Here are the questions and answers for Deeplite’s session.

  1. These are great results, do you know how the compression effects real-world performance?
    We remove a lot of redundancy from the network during compression. In most scenarios, our compressed models learn better, and we have the most efficient information in the small compact model.

  2. What is the disadvantage to replacing a layer with a smaller one?
    As we add more layers, maybe the latency will go up. But as we are adding thinner layers, it compensates for the overhead. You can fit the model on the endpoint devices.

  3. "How is the compression results and performances of this approach as compared to the Knowledge Distillation approaches?
    We are also using the Knowledge distillation approach, but the knowledge distillation alone doesn’t help you compress.

  4. Is possible to use a dynamic stack method that can grow and shrink proportionally according to throughput/load per node?
    We use Annealing metaheuristic approach which is similar to grow and shrink method in this context. We can define temperature for each layer and by increasing and decreasing them we can find near optimal size that better approximates the global optima while the overall energy of the model is preserved.

  5. have you tried this on EfficientNet?
    We are going to do this. We have tried on MobileNet, Dense Net.

  6. How did you explore network within network to get those results?
    We have used some metaheuristic approaches to select the layers and learn the size for the alternative networks. After replacing those layers and minimizing the loss we could achieve those results.

  7. Are there trade-offs that come with the compression of the model?

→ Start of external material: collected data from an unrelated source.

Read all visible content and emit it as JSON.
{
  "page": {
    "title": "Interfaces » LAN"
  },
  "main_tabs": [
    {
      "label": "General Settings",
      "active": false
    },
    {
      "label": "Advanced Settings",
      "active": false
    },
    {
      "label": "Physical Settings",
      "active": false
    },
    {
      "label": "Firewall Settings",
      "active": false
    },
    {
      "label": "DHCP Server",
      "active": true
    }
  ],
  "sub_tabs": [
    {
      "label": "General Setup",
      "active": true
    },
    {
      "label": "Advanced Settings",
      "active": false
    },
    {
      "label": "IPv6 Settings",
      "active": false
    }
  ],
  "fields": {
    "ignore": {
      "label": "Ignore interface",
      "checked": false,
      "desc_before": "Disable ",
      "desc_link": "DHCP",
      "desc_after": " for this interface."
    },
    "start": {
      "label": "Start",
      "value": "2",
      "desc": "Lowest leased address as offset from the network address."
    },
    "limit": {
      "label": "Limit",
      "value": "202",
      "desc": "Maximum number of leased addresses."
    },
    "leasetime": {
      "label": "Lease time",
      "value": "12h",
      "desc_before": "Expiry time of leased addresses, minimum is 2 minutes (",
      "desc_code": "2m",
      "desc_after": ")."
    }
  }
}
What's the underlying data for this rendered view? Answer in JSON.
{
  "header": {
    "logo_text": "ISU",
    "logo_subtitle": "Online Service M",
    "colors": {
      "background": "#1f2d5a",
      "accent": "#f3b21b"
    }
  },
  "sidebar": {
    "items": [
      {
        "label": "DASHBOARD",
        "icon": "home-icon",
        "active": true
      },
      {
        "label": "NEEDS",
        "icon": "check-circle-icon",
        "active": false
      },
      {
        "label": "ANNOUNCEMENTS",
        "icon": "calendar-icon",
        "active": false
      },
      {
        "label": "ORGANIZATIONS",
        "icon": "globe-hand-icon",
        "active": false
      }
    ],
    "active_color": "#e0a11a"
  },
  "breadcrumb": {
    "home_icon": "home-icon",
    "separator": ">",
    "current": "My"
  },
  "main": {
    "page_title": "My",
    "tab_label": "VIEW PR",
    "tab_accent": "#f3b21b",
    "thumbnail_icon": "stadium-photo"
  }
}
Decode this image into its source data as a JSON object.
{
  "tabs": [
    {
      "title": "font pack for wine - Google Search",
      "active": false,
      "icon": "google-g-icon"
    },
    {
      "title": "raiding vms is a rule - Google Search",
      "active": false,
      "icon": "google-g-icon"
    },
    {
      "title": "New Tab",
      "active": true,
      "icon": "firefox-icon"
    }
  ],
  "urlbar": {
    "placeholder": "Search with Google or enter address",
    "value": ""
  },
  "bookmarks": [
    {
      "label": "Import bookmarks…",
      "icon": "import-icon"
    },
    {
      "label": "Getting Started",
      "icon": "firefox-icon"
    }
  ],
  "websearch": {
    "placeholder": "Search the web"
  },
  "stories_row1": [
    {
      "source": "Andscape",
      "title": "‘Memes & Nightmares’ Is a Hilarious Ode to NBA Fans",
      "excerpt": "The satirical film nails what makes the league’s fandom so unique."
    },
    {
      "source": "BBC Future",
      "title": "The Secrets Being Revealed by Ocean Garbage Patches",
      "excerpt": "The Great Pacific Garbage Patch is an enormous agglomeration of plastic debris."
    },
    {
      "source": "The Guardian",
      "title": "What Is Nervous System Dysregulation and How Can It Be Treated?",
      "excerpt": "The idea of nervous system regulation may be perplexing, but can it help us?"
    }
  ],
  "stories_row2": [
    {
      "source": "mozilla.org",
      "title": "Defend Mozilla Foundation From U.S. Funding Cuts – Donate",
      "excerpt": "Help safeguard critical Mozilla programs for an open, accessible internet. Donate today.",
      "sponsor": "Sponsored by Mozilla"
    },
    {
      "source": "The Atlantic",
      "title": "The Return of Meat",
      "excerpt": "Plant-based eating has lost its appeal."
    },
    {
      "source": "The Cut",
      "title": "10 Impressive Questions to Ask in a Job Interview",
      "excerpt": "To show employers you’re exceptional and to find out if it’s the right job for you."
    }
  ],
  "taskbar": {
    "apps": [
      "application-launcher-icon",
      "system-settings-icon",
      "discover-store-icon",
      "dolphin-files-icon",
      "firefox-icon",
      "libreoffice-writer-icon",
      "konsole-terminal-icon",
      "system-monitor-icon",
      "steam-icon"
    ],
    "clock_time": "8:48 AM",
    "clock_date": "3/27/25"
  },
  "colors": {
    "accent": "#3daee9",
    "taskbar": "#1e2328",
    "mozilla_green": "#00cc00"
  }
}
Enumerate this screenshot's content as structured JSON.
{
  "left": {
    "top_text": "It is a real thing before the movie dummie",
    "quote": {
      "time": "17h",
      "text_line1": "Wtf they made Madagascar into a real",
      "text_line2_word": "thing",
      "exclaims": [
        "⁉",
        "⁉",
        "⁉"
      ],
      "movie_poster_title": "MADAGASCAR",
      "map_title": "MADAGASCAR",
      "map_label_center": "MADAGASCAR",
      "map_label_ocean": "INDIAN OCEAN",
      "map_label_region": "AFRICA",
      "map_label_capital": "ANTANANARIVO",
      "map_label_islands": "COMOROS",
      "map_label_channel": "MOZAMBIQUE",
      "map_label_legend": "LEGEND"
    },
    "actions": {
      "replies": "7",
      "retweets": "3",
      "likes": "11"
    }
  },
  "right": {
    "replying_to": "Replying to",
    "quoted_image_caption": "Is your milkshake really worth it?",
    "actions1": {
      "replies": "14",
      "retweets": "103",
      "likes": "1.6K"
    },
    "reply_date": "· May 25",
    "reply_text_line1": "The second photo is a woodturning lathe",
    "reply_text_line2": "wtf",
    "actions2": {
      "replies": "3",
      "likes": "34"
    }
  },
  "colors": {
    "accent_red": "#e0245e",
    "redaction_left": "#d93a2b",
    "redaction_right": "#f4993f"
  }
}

  8. Do you have it published as a paper?
    We are working on that. We will publish the paper on our website once we complete it.

  9. Improving the performance. Does it mean that VGG (by default) has not been trained enough?
    No, it means it is over parameterized. on the other word, we don’t need that much capacity to learn CIFAR100 e.g. So, it gives us more room to optimize VGG comparing to mobilenet e.g.

  10. Have you done work with Transformers models ?
    Not yet. But they are in our roadmap

  11. Could this technique be applied to audio sequence models?
    We haven’t tried that, but if the audio sequence model is a CNN model, it should work.

  12. What about noise level since more nodes lead to more deep layers and more noise?
    We have ongoing R&D tasks on that. However, based on what he has seen, smaller/deeper networks are more robust comparing to shallower and larger networks.

  13. Would transformation after compression work?
    It could work, but based on our experience if u compress the network it will be very hard to compress it further.

  14. How do these results translate to real speedups (throughput/latency) in real world cases?
    Usually, you can’t fit these models on Edge devices which means almost impractical performance on those HW. By having them on on-chip memory you can run them much faster. However, as I mentioned earlier, you need more techniques like Quantization to make it better on Edge HW.

  15. In case of multi-layers replacements, the optimization would be layer by layer or there would be a specific/optimized strategy? if there is, how this can be reached for different models?
    As a part of the exploration process, we learn where and how to insert these layers. It is a learnable approach. So after you find the place and the transformation function, then you can replace the layers. We may have another session later to explain that in more detail.